Comment protéger nos petits garçons ?
Dans une société où les questions de sécurité et de respect de l'intimité sont devenues centrales, les parents cherchent des repères pour éduquer leurs enfants, et en particulier leurs garçons. Comment les préparer à se protéger tout en respectant les autres ? Voici quelques pistes.
Apprendre le consentement dès le plus jeune âge
Le premier pilier de cette éducation est l'apprentissage du consentement. Dès la petite enfance, il est essentiel d'expliquer à son enfant que son corps lui appartient. Il a le droit de refuser un câlin ou un bisou, même à un proche. Cette notion doit être enseignée sans culpabilité, en valorisant l'écoute de ses émotions.
Par exemple, si un enfant ne veut pas embrasser sa grand-mère, les parents peuvent proposer une alternative comme une poignée de main ou un high-five. Cela respecte son choix tout en maintenant le lien familial.
Nommer les parties du corps avec des mots justes
Utiliser des termes anatomiques précis (pénis, testicules, vagin) permet à l'enfant de parler sans gêne de ce qui le concerne.

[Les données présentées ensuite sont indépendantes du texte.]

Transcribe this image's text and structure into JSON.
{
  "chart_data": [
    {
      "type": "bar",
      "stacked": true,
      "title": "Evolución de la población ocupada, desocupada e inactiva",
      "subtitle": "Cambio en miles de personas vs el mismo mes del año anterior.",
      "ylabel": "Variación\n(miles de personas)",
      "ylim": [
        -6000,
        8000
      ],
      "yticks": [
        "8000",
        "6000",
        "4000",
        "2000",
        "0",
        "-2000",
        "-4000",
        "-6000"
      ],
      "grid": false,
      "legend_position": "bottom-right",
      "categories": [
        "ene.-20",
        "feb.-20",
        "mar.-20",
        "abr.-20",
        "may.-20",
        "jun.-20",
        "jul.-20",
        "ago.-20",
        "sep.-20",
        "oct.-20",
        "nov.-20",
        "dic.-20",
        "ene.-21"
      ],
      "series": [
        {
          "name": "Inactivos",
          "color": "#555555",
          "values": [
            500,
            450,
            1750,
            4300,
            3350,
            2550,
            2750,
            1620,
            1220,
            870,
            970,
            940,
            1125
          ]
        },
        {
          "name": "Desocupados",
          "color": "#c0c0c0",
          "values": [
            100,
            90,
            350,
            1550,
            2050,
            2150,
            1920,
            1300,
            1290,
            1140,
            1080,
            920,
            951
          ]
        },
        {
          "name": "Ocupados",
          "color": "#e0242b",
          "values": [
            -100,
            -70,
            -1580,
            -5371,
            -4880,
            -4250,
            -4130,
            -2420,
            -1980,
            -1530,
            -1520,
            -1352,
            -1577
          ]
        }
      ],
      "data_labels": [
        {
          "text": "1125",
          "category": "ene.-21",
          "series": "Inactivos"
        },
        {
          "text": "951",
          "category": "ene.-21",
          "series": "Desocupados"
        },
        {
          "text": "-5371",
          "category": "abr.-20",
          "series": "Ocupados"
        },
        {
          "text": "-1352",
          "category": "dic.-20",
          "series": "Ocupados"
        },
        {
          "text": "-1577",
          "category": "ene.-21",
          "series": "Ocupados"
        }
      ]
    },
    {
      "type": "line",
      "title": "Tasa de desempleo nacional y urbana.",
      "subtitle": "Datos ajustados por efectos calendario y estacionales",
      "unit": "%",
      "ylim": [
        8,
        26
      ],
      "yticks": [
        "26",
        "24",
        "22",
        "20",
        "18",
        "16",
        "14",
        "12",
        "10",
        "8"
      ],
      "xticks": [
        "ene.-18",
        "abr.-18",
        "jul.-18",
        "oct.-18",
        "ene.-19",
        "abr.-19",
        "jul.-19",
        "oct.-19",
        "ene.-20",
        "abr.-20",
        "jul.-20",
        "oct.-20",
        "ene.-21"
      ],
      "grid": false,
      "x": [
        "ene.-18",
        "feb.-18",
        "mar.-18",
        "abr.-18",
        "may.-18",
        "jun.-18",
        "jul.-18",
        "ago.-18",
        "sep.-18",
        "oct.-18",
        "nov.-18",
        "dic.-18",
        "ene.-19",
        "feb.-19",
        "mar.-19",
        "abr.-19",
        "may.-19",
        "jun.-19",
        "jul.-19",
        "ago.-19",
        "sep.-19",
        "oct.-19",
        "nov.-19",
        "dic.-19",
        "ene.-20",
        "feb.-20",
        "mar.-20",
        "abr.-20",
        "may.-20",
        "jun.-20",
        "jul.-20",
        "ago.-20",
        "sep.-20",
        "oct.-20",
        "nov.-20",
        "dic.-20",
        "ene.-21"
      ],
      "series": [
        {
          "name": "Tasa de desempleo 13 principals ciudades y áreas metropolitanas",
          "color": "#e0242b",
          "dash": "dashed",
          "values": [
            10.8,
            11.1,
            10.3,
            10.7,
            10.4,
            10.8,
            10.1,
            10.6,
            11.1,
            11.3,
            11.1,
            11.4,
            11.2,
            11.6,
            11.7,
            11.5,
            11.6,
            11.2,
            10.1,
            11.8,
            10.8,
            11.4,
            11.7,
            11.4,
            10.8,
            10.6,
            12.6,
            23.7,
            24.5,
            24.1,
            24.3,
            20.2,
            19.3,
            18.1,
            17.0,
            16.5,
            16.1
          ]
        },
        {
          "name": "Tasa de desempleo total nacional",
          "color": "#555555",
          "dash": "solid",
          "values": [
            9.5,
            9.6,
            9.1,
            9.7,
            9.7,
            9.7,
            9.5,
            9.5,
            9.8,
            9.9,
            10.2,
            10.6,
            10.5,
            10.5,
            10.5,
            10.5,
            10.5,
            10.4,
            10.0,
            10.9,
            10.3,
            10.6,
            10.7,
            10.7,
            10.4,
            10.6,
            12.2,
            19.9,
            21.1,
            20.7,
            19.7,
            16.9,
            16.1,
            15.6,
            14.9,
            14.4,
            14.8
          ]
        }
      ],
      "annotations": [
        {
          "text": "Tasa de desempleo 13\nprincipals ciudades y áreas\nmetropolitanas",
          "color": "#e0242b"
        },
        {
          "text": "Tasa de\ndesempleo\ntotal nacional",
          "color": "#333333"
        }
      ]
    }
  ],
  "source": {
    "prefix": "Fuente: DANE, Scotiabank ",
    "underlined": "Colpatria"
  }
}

Évitez les surnoms ou les périphrases qui peuvent créer de la confusion. Un enfant qui connaît le nom correct de ses parties intimes sera plus à l'aise pour signaler un toucher inapproprié.
Définir les règles de sécurité
Les parents doivent établir des règles claires : personne n'a le droit de toucher les parties intimes d'un enfant, sauf pour des raisons médicales ou d'hygiène, et toujours en présence d'un parent. Il est important de répéter ces règles régulièrement, sans créer d'angoisse.
Le jeu de rôle peut être utile : demander à l'enfant ce qu'il ferait si un adulte lui demandait de garder un secret ou de montrer ses parties intimes. La réponse doit être : « Non, je vais le dire à mes parents. »
Encourager la communication ouverte
Créez un climat de confiance où l'enfant se sent libre de poser des questions. Ne minimisez pas ses inquiétudes et remerciez-le de vous parler. Si un enfant révèle une situation délicate, restez calme, écoutez sans juger, et assurez-lui qu'il a bien fait de parler.
Adapter le discours à l'âge
Pour un enfant de 3-6 ans, les explications doivent être simples : « Ton corps est à toi, personne ne doit le toucher sans ta permission. » Pour un enfant plus âgé, on peut aborder les notions de pression sociale, de chantage affectif, et les risques liés à Internet.
Impliquer les garçons dans la prévention
Trop souvent, la prévention des violences sexuelles cible uniquement les filles. Or, les garçons sont aussi vulnérables. Il est crucial de les sensibiliser sans les stigmatiser. Par exemple, leur apprendre à dire non, à repérer les situations à risque, et à demander de l'aide.
En conclusion, protéger nos petits garçons passe par une éducation bienveillante, des mots justes et une communication ouverte. Chaque parent peut contribuer à faire de son enfant un adulte respectueux de lui-même et des autres.